Sexual harassment was added to the list. Like narcotics and weapons in schools, sexual harassment had always been against the rules. It had always been a disciplinary matter if a teenage boy, say, pestered a girl with unwelcome attentions or obscenities, or groped her. But the Zero Tolerance zealots wanted more. They wanted to widen the definition of the crime to include ten-year-olds who indulged in name-calling, and kindergartners who hugged each other, or hugged their teachers. It is unbelievable, but it is true. These things, too, were classified as sexual harassment and punished.
And did this satisfy the zealots? No, nothing ever satisfies them for long. They needed something else to feed their addiction to Zero Tolerance, and what they settled on next was harsher punishments for students. Where a reprimand had once been sufficient, now only an expulsion would do, and matters that had once been handled by the principal were now passed on to the juvenile authorities. A great many students, then, began to be sent to jail for somewhat-less-than criminal infractions, and there spend time with real juvenile delinquents, and be beaten and raped, and grow bitter and sick and twisted inside, and then leave jail with criminal records to impress prospective employers--in other words, to be groomed for lives of crime.
As I write this, the madness yet rages on. Nothing so far has been able to stop it, not the cries of an outraged public, not lawsuits from angry parents, not even a plea from the National School Boards Association itself to tone down the Zero Tolerance a little, not
even a 2006 study by the American Psychological Association that showed that Zero Tolerance policies do no good, only harm. No, nothing so far has stopped the madness.
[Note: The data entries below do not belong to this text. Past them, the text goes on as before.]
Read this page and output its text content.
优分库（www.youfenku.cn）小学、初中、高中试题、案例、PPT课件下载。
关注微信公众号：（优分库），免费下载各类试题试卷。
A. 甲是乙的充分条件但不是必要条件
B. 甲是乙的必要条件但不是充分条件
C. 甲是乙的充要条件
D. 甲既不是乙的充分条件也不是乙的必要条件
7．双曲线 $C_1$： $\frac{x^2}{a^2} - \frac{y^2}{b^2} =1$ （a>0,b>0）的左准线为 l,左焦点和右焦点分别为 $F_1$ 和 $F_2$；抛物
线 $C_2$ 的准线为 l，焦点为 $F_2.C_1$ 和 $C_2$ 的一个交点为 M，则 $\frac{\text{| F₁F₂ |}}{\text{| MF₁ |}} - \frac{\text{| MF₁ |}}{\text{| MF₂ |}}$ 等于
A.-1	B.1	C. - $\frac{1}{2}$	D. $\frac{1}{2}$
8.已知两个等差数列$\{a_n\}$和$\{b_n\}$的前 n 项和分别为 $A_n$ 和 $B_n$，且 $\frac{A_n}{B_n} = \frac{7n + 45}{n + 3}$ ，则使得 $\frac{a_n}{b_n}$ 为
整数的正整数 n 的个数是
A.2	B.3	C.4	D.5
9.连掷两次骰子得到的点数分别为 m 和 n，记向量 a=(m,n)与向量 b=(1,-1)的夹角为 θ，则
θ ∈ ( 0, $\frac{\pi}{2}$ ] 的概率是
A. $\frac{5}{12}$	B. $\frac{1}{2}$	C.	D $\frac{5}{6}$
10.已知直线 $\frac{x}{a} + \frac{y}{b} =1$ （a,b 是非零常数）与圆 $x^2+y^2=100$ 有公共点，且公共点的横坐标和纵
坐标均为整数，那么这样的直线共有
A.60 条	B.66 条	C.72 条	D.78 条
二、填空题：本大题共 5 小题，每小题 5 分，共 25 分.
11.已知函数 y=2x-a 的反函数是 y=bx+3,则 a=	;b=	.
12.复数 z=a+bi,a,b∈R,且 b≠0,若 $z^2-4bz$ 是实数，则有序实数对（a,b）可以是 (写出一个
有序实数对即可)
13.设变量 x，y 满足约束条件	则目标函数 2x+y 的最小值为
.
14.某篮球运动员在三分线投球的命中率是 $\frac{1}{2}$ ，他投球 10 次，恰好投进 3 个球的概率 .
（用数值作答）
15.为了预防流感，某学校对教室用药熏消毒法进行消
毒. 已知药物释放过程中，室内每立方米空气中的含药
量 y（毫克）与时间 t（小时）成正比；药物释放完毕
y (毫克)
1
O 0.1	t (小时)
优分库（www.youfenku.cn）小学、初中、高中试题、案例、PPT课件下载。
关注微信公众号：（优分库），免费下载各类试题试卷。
But, today, at least there is hope.
Today we read that many states across the country are introducing legislation that would compel school officials to practice common sense when implementing Zero Tolerance policies. (
LINK)
This is a good start. True, it is disappointing to realize that it takes a law to make grown-up educators practice common sense, a thing that most of us do on our own, but it takes what it takes, I guess. And let's hope it works, and if it works, perhaps we should next try it out on the Transportation Security Adminstration (TSA). Today, for instance, it was reported that TSA agents at O’Hare Airport in Chicago
confiscated a clown’s make-up. They, too, it seems, have been infected with Zero Tolerance and need some help practicing common sense.